A New Gridded Offshore Wind Profile Product for US Coasts Using Machine Learning and Satellite Observations

Abstract. Offshore wind farms are a low-cost, efficient technology for green energy. They deliver significant economic benefits through their manufacturing and operation, and can be readily deployed at scale. Offshore wind also offers a route to opening up access to renewable energy for a global population, 40 % of whom live within 100 km of the coast. Presently, offshore wind speed data around wind turbine hub heights are fairly limited, available either through in situ observations from wind masts and floating Light Detection and Ranging (lidar) buoys at selected locations or as forecasting-model based output such as from the 2023 National Renewable Energy Laboratory (NREL) National Offshore Wind (NOW-23) and the European Centre for Medium-Range Weather Forecasts (ECMWF) Reanalysis v5 (ERA5). In situ wind profiles are very sparse and costly to obtain en masse, whereas satellite-derived 10 m wind speeds have vast coverage at high resolution. In this study, we show the improvement of deploying machine learning techniques, in particular random forest regression (RFR), over conventional methods for accurately estimating offshore wind speed profiles on a high-resolution (0.25°) grid at 6-hourly resolution from 1987 to 2022 using satellite-derived surface wind speeds from the National Oceanic and Atmospheric Administration (NOAA) National Centers for Environmental Information’s (NCEI) Blended Seawinds version 2.0 (NBSv2.0) product. We use 276,577 wind profiles from five publicly available lidar datasets over the Northeast US and California coasts to train and validate a RFR model to extrapolate wind speed profiles up to 200 m. A single extrapolation model applicable to the coastal regions of the contiguous US and Hawai’i is developed, instead of site-specific ones attempted in previous studies.

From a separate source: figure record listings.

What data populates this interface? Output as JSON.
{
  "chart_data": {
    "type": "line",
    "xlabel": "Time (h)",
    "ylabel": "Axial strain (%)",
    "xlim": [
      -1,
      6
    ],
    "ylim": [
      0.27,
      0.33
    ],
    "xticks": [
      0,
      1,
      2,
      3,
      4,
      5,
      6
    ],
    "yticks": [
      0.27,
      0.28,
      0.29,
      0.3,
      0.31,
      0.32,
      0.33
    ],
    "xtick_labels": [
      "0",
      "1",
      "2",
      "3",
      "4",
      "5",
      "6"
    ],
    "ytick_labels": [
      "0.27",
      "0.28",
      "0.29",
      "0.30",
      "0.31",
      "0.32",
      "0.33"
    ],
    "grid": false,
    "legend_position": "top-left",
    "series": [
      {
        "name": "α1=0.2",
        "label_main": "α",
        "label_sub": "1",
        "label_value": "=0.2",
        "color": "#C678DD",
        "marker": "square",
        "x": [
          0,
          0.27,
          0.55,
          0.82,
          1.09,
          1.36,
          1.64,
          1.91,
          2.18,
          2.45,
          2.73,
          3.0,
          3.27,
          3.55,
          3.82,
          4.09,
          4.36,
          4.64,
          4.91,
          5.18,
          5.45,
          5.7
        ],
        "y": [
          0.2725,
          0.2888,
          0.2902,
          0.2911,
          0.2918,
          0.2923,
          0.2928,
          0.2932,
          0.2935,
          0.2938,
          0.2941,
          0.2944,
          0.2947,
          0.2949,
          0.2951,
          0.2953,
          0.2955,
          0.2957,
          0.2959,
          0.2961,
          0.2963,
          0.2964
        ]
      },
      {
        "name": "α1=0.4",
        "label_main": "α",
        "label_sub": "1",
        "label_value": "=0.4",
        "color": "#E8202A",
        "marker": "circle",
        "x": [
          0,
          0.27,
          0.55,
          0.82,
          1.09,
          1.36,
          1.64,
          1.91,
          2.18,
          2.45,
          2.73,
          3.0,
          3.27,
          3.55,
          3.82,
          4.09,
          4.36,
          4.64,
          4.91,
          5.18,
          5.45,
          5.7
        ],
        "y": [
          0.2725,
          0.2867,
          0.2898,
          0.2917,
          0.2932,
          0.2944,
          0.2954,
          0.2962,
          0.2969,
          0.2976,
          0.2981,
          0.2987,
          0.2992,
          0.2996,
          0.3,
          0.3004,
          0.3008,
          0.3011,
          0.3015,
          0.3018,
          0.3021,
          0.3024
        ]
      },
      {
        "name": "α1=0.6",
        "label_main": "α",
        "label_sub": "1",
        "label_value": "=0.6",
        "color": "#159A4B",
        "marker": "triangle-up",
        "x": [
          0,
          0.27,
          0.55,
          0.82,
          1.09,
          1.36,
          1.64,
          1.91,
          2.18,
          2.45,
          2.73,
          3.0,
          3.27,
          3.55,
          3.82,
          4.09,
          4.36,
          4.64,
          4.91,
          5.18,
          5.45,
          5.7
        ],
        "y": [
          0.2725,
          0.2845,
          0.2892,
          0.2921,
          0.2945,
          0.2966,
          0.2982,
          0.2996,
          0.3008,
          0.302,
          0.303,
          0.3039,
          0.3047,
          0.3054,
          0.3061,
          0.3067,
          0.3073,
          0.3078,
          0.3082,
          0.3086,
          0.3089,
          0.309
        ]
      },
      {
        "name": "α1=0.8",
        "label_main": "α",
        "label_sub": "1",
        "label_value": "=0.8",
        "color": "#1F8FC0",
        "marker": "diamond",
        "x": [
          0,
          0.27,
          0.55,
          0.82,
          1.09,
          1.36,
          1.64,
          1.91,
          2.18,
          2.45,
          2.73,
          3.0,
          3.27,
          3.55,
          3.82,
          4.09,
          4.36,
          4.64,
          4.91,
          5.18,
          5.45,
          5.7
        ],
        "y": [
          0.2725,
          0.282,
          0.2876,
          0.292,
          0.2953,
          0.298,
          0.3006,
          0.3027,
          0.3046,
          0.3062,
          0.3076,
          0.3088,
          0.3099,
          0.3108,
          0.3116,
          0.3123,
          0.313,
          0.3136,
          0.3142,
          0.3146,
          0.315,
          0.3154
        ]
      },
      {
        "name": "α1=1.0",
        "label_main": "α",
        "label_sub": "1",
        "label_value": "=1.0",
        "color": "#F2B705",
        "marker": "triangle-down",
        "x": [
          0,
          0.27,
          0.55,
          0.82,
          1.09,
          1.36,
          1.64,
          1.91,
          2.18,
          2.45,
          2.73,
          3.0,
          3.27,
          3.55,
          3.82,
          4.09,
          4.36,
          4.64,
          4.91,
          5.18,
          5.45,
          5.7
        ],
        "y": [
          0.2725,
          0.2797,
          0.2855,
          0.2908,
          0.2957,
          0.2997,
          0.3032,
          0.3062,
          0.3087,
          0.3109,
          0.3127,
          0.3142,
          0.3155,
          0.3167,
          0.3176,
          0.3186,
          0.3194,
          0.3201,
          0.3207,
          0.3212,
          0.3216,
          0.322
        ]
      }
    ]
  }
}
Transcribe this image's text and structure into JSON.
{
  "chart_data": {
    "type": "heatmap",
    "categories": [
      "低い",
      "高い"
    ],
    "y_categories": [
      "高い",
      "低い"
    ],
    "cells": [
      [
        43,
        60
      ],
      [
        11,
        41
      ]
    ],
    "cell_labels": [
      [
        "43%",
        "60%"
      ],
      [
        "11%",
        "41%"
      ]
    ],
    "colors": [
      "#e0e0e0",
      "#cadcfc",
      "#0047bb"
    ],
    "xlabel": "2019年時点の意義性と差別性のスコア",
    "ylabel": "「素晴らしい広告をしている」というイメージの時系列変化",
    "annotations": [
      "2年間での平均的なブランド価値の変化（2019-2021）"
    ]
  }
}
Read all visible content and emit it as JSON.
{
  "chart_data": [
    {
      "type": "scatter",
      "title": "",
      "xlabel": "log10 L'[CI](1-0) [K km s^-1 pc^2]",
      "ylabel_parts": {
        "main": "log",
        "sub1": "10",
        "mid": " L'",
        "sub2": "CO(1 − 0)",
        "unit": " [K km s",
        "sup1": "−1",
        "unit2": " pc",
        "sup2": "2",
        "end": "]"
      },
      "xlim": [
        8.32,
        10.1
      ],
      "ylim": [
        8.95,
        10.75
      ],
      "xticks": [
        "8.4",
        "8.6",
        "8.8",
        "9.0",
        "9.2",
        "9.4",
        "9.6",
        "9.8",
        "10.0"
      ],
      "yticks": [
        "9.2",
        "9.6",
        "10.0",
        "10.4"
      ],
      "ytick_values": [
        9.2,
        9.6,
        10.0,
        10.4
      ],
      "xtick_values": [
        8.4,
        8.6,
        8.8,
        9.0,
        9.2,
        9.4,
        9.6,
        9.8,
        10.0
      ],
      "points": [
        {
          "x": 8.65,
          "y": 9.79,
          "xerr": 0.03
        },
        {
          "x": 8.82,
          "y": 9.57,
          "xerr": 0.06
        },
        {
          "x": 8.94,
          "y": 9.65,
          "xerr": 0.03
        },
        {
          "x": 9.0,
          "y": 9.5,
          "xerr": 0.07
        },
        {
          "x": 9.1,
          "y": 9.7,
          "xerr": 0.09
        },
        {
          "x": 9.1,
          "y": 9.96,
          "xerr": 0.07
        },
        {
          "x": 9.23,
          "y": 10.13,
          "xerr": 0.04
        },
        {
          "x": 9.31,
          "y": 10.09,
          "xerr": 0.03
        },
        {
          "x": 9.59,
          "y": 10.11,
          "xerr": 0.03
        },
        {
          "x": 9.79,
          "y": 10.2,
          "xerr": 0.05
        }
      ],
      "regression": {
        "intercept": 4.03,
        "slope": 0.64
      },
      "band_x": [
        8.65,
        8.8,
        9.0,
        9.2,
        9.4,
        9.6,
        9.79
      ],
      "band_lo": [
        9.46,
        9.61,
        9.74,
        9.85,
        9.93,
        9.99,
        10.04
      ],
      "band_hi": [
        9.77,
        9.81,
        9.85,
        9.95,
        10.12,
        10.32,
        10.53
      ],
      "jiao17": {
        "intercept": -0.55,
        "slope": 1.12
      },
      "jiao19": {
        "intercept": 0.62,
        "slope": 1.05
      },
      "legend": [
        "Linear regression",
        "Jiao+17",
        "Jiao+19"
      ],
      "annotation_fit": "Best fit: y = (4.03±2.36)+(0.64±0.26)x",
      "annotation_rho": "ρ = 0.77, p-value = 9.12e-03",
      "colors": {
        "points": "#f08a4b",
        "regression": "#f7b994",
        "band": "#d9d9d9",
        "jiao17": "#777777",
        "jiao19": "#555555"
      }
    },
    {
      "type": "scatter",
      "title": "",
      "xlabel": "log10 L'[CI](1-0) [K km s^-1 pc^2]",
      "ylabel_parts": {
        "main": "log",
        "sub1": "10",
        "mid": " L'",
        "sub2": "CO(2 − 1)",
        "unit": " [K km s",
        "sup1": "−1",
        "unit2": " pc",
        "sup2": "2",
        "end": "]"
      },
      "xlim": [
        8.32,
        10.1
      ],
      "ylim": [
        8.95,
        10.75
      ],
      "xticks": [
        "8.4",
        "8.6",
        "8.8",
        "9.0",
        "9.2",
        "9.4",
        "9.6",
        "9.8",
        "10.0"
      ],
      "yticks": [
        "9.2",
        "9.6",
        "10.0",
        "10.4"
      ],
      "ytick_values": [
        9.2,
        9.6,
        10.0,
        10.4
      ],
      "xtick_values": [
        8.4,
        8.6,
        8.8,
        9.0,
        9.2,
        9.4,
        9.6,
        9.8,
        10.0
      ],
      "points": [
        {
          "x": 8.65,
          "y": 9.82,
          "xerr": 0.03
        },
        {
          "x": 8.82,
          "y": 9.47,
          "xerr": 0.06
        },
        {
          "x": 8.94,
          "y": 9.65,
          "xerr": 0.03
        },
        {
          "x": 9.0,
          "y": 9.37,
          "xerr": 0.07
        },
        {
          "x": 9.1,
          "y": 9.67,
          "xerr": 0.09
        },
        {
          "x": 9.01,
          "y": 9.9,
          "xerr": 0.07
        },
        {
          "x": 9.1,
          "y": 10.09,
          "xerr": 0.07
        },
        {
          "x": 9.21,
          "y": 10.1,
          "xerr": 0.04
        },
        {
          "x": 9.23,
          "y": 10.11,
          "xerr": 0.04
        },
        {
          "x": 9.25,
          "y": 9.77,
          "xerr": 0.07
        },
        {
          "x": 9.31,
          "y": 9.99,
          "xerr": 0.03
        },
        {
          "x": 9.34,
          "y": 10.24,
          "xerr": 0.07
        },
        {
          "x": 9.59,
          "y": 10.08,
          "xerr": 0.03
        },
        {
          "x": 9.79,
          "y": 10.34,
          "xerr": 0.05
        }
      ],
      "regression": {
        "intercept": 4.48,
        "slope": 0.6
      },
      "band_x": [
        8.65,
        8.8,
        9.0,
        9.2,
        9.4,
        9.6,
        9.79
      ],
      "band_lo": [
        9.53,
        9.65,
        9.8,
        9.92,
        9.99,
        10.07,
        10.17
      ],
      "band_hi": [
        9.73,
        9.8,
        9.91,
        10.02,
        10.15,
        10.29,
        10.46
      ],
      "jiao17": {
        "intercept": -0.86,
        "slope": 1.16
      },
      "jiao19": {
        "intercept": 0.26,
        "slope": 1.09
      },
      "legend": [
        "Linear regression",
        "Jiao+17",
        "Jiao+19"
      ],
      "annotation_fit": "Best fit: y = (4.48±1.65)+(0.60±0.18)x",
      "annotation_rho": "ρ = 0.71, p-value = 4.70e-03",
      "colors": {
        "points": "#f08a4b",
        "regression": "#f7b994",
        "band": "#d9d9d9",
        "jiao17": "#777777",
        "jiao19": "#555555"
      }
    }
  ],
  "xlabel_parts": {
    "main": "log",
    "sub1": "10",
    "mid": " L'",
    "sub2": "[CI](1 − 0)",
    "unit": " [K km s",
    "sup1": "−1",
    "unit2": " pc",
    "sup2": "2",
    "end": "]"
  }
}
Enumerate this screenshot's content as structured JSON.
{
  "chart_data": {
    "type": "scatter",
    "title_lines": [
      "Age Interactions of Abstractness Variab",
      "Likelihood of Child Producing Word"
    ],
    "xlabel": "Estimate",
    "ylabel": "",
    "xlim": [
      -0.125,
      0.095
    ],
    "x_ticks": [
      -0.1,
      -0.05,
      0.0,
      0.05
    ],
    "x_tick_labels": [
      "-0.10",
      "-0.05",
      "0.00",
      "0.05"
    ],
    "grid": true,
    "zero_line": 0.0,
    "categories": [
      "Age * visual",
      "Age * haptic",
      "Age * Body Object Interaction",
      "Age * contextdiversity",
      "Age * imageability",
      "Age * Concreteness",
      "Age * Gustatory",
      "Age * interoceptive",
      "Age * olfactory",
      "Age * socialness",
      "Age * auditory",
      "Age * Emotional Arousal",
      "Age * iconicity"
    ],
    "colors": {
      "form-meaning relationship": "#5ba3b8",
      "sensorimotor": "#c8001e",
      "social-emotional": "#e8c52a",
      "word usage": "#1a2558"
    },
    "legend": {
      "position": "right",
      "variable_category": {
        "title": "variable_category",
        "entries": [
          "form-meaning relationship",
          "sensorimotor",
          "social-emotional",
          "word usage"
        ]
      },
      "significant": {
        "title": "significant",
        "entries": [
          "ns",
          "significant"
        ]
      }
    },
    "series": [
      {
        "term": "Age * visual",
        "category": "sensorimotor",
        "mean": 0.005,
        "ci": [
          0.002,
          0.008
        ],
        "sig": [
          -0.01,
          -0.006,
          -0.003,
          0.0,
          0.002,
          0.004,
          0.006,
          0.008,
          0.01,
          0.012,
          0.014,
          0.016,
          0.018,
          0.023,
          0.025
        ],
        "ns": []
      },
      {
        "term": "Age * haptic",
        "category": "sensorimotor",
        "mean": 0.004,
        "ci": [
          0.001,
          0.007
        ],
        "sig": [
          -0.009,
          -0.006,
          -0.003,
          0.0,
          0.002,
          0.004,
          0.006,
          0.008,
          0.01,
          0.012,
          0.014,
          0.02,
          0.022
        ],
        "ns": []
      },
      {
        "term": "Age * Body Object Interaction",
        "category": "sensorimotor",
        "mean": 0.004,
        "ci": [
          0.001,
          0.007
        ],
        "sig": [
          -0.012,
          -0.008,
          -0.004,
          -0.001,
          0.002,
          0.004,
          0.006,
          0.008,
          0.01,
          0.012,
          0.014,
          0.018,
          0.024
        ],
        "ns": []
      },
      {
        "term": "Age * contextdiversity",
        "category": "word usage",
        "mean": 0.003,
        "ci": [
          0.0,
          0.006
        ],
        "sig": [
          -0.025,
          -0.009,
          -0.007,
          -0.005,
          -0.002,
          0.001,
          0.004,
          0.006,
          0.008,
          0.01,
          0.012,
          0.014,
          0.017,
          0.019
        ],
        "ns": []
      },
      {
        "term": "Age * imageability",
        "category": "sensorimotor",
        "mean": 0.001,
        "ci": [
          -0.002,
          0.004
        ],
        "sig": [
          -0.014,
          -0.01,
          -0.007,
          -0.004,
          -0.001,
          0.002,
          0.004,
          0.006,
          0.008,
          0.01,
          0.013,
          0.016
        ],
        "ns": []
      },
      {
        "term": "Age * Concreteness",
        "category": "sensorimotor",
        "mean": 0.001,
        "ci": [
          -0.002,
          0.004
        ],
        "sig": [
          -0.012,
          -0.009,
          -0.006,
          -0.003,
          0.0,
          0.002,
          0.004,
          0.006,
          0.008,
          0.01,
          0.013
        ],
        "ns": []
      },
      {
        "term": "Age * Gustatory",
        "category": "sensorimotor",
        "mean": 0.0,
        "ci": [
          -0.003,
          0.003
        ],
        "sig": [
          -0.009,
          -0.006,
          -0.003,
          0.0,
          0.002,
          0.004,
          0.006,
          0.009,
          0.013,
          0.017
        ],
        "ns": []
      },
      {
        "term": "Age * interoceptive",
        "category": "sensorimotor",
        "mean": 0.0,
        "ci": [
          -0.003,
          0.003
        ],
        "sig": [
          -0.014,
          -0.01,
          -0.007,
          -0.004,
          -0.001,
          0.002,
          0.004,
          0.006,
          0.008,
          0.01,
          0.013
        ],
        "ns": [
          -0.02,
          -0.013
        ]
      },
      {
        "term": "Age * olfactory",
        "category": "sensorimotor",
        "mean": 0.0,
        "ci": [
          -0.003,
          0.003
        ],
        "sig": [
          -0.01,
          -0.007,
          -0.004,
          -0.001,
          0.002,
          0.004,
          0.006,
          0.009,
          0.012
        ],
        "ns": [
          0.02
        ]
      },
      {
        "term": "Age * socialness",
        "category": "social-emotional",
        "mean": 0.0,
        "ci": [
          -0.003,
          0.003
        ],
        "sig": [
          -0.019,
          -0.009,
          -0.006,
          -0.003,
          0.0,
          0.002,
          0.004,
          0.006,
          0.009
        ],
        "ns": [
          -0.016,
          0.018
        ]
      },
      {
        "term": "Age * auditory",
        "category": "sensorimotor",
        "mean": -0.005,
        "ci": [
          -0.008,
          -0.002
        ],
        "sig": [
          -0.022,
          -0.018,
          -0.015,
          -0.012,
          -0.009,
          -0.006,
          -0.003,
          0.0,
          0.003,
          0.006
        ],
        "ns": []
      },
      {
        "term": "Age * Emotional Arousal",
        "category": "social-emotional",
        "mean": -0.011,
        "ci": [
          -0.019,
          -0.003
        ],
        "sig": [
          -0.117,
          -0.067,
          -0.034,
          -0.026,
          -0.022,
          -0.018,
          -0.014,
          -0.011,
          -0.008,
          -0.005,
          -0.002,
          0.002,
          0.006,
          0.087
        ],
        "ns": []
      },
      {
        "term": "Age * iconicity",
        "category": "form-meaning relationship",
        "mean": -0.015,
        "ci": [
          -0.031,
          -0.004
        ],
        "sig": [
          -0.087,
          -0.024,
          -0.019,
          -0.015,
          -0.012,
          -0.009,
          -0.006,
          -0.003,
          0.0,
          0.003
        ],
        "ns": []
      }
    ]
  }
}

Our RFR outperforms conventional extrapolation methods at the five training stations under cross validation (where each station is held out from the training once and used for validation), especially under conditions of high vertical wind shear and at wind turbine hub heights (~100 m). This model is then tested on two lidar stations that were not used in the training data and profiles from six NOW-23 station locations to evaluate its performance on unseen data. The final model is applied to the NBSv2.0 data from 1987–2022 to create publicly available wind speed profiles over the coastal regions of the contiguous US and Hawai’i on a 0.25° grid, which are shown to outperform NOW-23 and ERA-5 reanalysis at 100 m using a correlated triple collocation method over five years of matchup data (2015–2019). Gridded maps of wind profiles in the marine boundary layer over US coastal waters will enable the development of a suite of wind energy resources and will help stakeholders in their decision making related to wind-based renewable energy development.